Sich dieser Frage zu stellen, heißt auch, das notorische Vermeiden von „Erzwingungsstreiks“ durch die DGB-Gewerkschaften zu problematisieren. Letzteres ist zum einen ein Resultat des noch durch den ersten Präsidenten des Bundesarbeitsgerichts und früheren Nazi-Juristen Nipperdey in Deutschland sehr stark eingeschränkten Streikrechts. Zum anderen ist es eine Folge der politischen und organisatorischen Schwächung der DGB-Gewerkschaften aufgrund ihrer Anpassung an den Kapitalismus.
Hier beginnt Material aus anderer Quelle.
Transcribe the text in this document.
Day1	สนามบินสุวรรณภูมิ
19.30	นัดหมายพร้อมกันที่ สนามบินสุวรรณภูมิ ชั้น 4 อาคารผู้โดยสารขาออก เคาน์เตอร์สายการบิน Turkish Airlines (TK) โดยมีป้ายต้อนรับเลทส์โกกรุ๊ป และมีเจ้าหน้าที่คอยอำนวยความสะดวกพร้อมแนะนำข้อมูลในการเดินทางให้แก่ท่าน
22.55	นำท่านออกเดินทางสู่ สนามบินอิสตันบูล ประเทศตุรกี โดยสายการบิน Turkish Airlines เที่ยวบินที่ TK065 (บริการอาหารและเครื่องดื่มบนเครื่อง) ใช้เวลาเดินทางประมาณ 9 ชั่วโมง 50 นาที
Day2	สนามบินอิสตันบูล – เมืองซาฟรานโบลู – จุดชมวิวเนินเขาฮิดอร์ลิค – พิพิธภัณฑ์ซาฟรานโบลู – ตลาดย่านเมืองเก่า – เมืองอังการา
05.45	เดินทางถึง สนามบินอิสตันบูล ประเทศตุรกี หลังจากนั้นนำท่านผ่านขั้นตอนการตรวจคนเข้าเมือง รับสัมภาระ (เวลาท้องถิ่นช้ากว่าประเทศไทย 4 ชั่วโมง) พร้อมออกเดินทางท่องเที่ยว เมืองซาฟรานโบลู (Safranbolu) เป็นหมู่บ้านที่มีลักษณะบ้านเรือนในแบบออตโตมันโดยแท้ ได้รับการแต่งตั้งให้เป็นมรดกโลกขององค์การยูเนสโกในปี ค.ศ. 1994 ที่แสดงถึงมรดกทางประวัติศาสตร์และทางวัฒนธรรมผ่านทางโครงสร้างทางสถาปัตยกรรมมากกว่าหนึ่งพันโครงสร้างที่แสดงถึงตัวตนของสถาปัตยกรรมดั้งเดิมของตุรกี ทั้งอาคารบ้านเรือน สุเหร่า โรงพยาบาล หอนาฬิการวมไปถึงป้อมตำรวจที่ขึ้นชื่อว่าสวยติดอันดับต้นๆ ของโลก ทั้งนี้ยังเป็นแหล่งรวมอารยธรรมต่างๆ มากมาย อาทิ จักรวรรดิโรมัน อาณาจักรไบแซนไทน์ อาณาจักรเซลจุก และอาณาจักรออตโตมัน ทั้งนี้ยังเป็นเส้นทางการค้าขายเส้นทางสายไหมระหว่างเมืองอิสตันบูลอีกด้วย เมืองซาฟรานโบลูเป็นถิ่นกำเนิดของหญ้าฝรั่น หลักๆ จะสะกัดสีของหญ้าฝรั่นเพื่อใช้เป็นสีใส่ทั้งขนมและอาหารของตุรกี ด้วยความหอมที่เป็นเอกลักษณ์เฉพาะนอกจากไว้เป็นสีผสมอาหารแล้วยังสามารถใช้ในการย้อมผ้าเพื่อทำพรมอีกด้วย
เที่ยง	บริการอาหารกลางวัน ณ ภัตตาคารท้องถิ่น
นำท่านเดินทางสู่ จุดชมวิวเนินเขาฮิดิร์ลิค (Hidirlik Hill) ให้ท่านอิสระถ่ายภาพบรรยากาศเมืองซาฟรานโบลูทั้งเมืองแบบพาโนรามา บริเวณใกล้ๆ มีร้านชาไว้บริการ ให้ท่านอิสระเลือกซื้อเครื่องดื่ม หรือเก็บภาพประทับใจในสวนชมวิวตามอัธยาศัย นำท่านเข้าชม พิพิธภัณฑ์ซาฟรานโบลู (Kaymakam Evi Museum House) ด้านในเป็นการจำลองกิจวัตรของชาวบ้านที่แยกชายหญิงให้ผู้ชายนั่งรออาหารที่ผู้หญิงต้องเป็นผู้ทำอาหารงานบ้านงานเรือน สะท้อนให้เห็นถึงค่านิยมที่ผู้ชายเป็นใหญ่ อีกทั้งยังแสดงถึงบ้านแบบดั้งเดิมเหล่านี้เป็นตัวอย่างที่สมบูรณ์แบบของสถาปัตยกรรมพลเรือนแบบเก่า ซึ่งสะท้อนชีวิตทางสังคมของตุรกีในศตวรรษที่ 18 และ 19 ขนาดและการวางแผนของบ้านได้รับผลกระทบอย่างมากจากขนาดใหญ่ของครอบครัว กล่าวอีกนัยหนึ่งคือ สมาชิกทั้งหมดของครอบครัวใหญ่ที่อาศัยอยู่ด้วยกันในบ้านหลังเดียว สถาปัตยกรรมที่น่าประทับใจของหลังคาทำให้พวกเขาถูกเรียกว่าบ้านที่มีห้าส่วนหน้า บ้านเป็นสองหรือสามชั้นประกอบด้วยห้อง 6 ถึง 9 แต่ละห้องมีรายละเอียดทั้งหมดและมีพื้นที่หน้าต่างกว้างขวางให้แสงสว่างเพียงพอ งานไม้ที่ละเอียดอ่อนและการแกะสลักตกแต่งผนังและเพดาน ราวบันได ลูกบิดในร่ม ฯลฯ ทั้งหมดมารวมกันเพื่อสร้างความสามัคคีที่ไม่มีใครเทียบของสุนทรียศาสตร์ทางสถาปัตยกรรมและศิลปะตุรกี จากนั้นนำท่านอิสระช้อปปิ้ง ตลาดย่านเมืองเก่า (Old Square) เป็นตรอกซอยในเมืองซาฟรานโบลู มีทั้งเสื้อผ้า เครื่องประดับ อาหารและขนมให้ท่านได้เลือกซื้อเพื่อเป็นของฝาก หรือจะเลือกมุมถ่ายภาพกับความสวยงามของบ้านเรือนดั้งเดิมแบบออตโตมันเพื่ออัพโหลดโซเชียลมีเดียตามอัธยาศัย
Es gilt zudem, die Diskussion über Forderungsinhalte zu beleben. Prozentforderungen führen im Unterschied zu Festgeldforderungen zu einem immer weiteren Auseinanderdriften der Entgeltgruppen und damit zu einer Schwächung der Solidarität.
Angesichts der anhaltenden Preistreiberei kann ein Blick über den deutschen Tellerrand nicht schaden. Piloten zum Beispiel machen das. Sie fliegen ja bekanntlich auch in ganz weit entfernte Länder − wie Belgien oder Luxemburg. Wahrscheinlich sind sie deshalb im letzten Jahr auf die kluge Idee gekommen, den dort geltenden automatischen Inflationsausgleich auch von der Lufthansa zu fordern. Warum sollten andere Gewerkschaften solche Anregungen weiter ignorieren?
Aktuell ist jedoch die Unterstützung für die Warnstreiks bei der Deutschen Post AG angesagt. Solidarität ist notwendig und machbar!